J’ai amené dans ma valise mes draps, un dessus de lit coloré, quelques décorations pour me sentir chez moi (d’où la valise de 32kg !). Je me mets devant ma série du moment : Dexter. Après quelques épisodes, j’éteins et je me marre toute seule dans mon grand lit: quelle idée de regarder Dexter seule dans ce grand appart inconnu et vide !

Le lendemain matin, je prends le chemin de l’arrêt de bus. Véro, en parfaite colocataire, m’avait fait un plan du chemin à suivre et de l’horaire de passage du bus. J’y arrive tôt et rapidement, Olga, une collègue russe, me rejoint à l’arrêt. Elle m’apprend qu’elle habite au 100 rue Lénine, en face de chez nous ! Quelle bonne surprise ! Je me sens immédiatement moins seule.
Les semaines passent et Polina nous rejoint dans la colocation. Je suis à ce moment-là en France pour 2 semaines. Je la rencontrerai donc dans 2 semaines, mi-octobre.
Qui dit emménagement dit crémaillère et FETE ! Nous attendons l’installation de Polina pour fixer une date de crémaillère qui sera la début d’une longue liste de crémaillères et de FETES ! Notre gentil et serviable chauffeur du week-end nous amène à l’hypermarché Raduga en périphérie de la ville pour faire les grandes courses : tous les ingrédients pour des quiches, cakes salés et sucrés, salades et autres sucreries, sans oublier les boissons et Vodka, comme il se doit ! Notre chauffeur regarde se remplir le caddie à la vitesse de la lumière et se demande qui va manger tout ça… Il organise notre caddie de façon méticuleuse, est-ce que tout rentrera dans sa voiture ?? Nous invitons des tas et des tas de gens, Véro connait tout le monde. Polina convie également quelques amis qui ne travaillent pas à l’usine. Une première pour nos collègues russes qui habitent encore chez leurs parents pour la majorité. Rapidement, ils décident qu’ils aiment beaucoup les crémaillères et que c’est un bon  prétexte pour faire la FETE ! Toute la troupe finit en boîte, sauf moi. Je range et j’essaie de redonner vie à l’appart. On devait être 50, c’était une très belle FETE, on a tous bien mangé et surtout bien bu ! Je rappelle à mes lecteurs que nous sommes en Russie…
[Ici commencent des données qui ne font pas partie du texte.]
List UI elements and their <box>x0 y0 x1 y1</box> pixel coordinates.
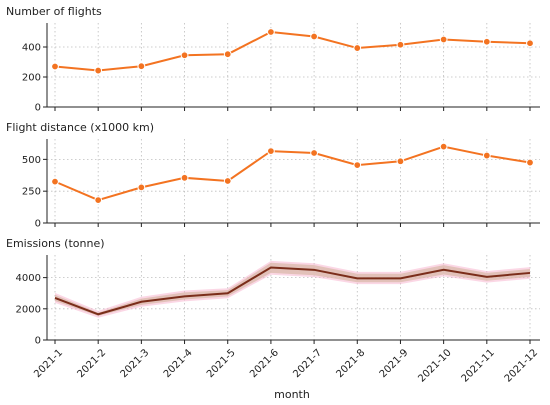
x-tick-label: 2021-4 <box>162 347 195 380</box>
x-tick-label: 2021-2 <box>75 347 108 380</box>
data-point <box>396 157 405 166</box>
data-point <box>267 28 275 36</box>
data-point <box>137 183 146 192</box>
panel-2: 0 250 500 <box>22 139 540 230</box>
x-tick-label: 2021-10 <box>416 347 453 384</box>
x-axis-label: month <box>274 388 310 401</box>
data-point <box>353 44 362 52</box>
x-tick-label: 2021-6 <box>248 347 281 380</box>
x-tick-label: 2021-12 <box>503 347 540 384</box>
data-point <box>94 196 103 204</box>
data-point <box>137 62 146 71</box>
data-point <box>51 177 59 186</box>
y-tick-label: 250 <box>22 187 41 198</box>
y-tick-label: 2000 <box>16 304 41 315</box>
y-tick-label: 0 <box>35 336 41 347</box>
data-point <box>353 161 362 169</box>
series-line <box>54 145 531 202</box>
panel-2-title: Flight distance (x1000 km) <box>6 121 154 134</box>
y-tick-label: 400 <box>22 43 41 54</box>
data-point <box>223 50 232 59</box>
data-point <box>439 35 448 44</box>
data-point <box>482 37 491 46</box>
x-tick-label: 2021-5 <box>205 347 238 380</box>
y-tick-label: 0 <box>35 219 41 230</box>
panel-1: 0 200 400 <box>22 23 540 114</box>
y-tick-label: 200 <box>22 73 41 84</box>
x-tick-label: 2021-8 <box>335 347 368 380</box>
series-line <box>54 266 531 316</box>
panel-3-title: Emissions (tonne) <box>6 237 105 250</box>
data-point <box>180 173 189 182</box>
panel-3: 0 2000 4000 2021-1 2021-2 2021-3 2021-4 2021-5 2… <box>16 255 540 385</box>
data-point <box>439 142 448 151</box>
x-tick-label: 2021-9 <box>378 347 411 380</box>
series-line <box>54 30 531 72</box>
data-point <box>482 151 491 160</box>
data-point <box>51 62 59 71</box>
data-point <box>310 149 318 157</box>
x-tick-label: 2021-3 <box>119 347 152 380</box>
data-point <box>526 158 534 167</box>
panel-1-title: Number of flights <box>6 5 102 18</box>
y-tick-label: 0 <box>35 103 41 114</box>
data-point <box>267 147 275 155</box>
data-point <box>94 66 103 75</box>
y-tick-label: 4000 <box>16 273 41 284</box>
y-tick-label: 500 <box>22 155 41 166</box>
x-tick-label: 2021-7 <box>291 347 324 380</box>
data-point <box>396 40 405 49</box>
data-point <box>180 51 189 60</box>
confidence-band <box>55 262 530 316</box>
data-point <box>310 32 318 41</box>
x-tick-label: 2021-11 <box>460 347 497 384</box>
x-tick-label: 2021-1 <box>32 347 65 380</box>
data-point <box>526 39 534 48</box>
data-point <box>223 177 232 185</box>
Polina est différente des autres filles russes. Elle a décidé de quitter ses parents pour vivre ailleurs. La grande majorité de nos collègues, filles comme garçons célibataires, vivent chez leurs parents. Dans la grande majorité aussi, ils se marient plutôt tôt, au début de la 20aine. Il arrive souvent qu’au début du mariage, les couples vivent chez leurs parents ou beaux-parents. Communisme oblige, la vie en communauté est courante mais la jeune génération est attirée par une vie plus moderne donc plus indépendante. Cependant, compte tenu du prix des loyers (notre loyer est de 48.000 Roubles soit près de 1200€ à ce moment-là) et du prix de vente des appart, ils y sont souvent contraints. J’ai appris qu’un ouvrier de l’usine gagne l’équivalent de 300€ et qu’un jeune ingénieur peut s’attendre à 1500€/mois. Néanmoins, à la chute du communisme, des titres de propriété ont été donnés aux habitants des appartements et maisons. La population a donc accédé à la propriété « gratuitement ». A la mort de grands-parents, par exemple, les jeunes couples de petits-enfants peuvent s’y installer. Malgré cela, ils « héritent » bien souvent d’appartement très vétustes dans des immeubles très anciens sans le confort moderne.
Les magasins proposent absolument toutes les marchandises qu’on peut imaginer. Cependant, tous les biens de consommations courantes restent chers car la plupart du temps, ils sont importés et soumis à de très fortes taxes de douane, pour protéger le marché national. Vous devinez maintenant pourquoi les constructeurs auto du monde entiers s’installent en Russie : en plus d’une main d’ouvre locale moins chère, les véhicules produits en Russie ne sont pas soumis à taxes douanières, évidemment. Contrairement à ce qu’on pourrait croire, les véhicules produits en Russie sont destinés à la Russie, à l’Ukraine et à quelques autres pays de l’ex bloc soviétique mais absolument pas aux marchés de l’Europe de l’ouest. Les véhicules ont été adaptés aux marchés : un coffre et non un hayon, un équipement grand froid, des renforts sous caisse à cause des routes abîmées.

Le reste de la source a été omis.